We did do it over Christmas though when we both had ten days off and could be consistent, as soon as you need to go somewhere and put a nappy on I believe you're back to square one at that age.

Bippityboppitybooo · 08/02/2025 13:39

We had issues with our son too, he was afraid of the potty and the toilet. Honestly we tried a few times (oh crap, rewards) but it just made him more stressed. He was almost 4 one weekend, woke up, didn't want nappies anymore and that was it. I've no idea what happened. He was the last at his nursery to crack it, but they were unfazed. He's also a sensory seekers and has clothes issues, but he's been assessed (I wondered about adhd) by the hospital and they say not. He's very very bright though and worries a lot.

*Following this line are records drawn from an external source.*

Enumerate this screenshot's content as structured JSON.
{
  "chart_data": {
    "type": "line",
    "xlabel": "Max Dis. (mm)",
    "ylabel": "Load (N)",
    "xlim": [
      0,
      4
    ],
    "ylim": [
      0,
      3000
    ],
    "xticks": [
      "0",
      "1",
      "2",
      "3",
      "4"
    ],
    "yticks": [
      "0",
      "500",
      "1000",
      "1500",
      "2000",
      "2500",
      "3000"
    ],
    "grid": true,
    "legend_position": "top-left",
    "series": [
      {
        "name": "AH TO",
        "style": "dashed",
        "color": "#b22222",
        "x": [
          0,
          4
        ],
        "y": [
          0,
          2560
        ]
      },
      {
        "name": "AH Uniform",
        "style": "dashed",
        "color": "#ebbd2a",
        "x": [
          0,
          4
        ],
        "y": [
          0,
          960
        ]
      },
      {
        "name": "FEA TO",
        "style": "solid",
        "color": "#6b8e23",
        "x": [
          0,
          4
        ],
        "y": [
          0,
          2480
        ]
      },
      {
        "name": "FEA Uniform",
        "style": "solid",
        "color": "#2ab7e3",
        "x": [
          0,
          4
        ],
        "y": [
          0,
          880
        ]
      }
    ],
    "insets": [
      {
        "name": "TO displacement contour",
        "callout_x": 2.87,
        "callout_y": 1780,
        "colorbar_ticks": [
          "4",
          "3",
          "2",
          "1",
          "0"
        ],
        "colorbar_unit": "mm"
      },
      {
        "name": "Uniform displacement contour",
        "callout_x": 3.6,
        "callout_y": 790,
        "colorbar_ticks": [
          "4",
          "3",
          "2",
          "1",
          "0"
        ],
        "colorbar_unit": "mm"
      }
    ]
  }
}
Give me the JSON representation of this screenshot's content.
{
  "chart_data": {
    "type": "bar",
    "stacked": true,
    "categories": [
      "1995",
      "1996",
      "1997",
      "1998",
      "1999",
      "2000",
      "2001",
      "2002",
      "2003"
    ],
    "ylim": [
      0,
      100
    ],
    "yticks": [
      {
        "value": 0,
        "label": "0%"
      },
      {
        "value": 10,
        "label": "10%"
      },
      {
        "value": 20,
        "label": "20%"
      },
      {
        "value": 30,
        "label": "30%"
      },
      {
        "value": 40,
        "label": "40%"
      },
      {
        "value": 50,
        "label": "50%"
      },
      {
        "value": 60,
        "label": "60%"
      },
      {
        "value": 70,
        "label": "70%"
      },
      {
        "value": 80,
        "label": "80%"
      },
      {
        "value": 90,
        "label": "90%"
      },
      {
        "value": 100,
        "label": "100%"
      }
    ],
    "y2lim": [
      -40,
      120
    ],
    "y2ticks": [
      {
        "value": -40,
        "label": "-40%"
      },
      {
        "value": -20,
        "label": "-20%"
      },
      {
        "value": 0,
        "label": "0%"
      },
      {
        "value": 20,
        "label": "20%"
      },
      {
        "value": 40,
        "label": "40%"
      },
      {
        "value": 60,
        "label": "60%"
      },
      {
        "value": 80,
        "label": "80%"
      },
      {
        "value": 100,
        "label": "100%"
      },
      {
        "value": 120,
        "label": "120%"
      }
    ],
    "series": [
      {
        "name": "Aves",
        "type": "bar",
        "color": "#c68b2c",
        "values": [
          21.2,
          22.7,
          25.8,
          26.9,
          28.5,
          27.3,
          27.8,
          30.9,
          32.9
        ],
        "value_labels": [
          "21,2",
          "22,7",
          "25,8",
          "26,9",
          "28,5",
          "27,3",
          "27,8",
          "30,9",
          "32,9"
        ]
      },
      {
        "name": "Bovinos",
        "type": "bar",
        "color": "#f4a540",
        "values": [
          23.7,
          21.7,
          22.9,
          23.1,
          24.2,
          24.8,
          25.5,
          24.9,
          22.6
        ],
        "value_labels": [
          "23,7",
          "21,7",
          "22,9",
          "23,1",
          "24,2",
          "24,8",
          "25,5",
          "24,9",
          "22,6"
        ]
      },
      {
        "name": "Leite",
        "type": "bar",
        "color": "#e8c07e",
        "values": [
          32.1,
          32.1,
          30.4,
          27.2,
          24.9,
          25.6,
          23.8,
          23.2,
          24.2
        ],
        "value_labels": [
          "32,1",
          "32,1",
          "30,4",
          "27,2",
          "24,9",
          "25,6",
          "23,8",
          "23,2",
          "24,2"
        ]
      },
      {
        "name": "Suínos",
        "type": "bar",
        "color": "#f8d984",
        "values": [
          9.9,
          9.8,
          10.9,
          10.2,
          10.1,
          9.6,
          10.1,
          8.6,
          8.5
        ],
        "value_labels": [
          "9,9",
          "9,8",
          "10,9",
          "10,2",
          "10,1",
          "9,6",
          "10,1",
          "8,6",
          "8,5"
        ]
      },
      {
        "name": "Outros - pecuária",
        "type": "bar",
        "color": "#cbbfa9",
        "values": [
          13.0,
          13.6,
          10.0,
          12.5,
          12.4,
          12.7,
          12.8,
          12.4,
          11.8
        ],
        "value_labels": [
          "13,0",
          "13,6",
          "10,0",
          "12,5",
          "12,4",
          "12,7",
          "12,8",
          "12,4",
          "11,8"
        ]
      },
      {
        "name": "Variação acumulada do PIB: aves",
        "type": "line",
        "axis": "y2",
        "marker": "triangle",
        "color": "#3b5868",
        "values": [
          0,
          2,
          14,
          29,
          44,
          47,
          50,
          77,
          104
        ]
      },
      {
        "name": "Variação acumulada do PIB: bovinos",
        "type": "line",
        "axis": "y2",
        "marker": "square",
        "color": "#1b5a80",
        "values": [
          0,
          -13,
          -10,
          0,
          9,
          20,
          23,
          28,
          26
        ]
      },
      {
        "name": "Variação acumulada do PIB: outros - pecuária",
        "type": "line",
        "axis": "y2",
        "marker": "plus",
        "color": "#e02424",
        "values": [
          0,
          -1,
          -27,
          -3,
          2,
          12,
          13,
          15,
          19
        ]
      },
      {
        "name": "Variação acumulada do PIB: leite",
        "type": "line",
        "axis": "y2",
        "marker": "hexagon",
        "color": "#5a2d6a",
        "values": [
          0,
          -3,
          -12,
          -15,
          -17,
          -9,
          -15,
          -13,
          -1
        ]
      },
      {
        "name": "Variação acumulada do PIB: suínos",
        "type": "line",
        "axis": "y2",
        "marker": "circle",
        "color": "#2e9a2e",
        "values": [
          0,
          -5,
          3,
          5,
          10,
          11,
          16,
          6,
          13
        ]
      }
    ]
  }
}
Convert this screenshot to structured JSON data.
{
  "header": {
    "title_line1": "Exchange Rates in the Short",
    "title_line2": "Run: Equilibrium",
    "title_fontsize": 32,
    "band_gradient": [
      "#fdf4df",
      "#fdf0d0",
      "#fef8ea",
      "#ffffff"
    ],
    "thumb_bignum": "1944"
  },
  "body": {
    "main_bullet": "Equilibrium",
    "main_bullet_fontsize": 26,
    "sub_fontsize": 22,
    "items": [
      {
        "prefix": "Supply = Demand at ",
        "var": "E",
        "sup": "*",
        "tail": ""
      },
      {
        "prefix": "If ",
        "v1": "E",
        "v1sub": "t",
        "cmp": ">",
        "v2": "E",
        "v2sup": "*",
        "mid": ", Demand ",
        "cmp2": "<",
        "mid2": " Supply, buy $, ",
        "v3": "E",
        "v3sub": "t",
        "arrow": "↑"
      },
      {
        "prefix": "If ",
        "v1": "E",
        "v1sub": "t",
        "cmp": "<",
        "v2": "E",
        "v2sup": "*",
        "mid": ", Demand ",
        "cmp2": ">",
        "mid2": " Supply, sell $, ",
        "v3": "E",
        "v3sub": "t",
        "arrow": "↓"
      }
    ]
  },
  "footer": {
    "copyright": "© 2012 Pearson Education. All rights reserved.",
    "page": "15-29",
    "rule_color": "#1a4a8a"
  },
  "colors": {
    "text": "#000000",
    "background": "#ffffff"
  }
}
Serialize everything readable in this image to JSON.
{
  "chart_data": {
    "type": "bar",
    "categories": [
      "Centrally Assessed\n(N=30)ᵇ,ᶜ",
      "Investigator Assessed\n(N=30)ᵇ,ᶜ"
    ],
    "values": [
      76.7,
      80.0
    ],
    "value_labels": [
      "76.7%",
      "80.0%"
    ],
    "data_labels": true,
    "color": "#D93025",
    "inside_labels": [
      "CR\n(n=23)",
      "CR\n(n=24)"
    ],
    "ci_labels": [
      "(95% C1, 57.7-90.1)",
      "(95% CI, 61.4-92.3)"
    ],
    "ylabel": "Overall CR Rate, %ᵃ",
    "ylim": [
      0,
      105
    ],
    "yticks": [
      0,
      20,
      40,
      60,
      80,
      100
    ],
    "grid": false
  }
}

We're doing our daughter this weekend at just turned 3. Have delayed it for ages as she has been on movicol since 9 months old for withholding. She's doing great with wees, although excellent bladder control means she's holding that for ages too, despite her wish for chocolate stars (1 per wee lol).

I'd dial back the pressure and give him a break. Is it this year or next to start school?

purser25 · 08/02/2025 14:11

Will he be going to school in September it’s important that he is trained then unless there are special needs.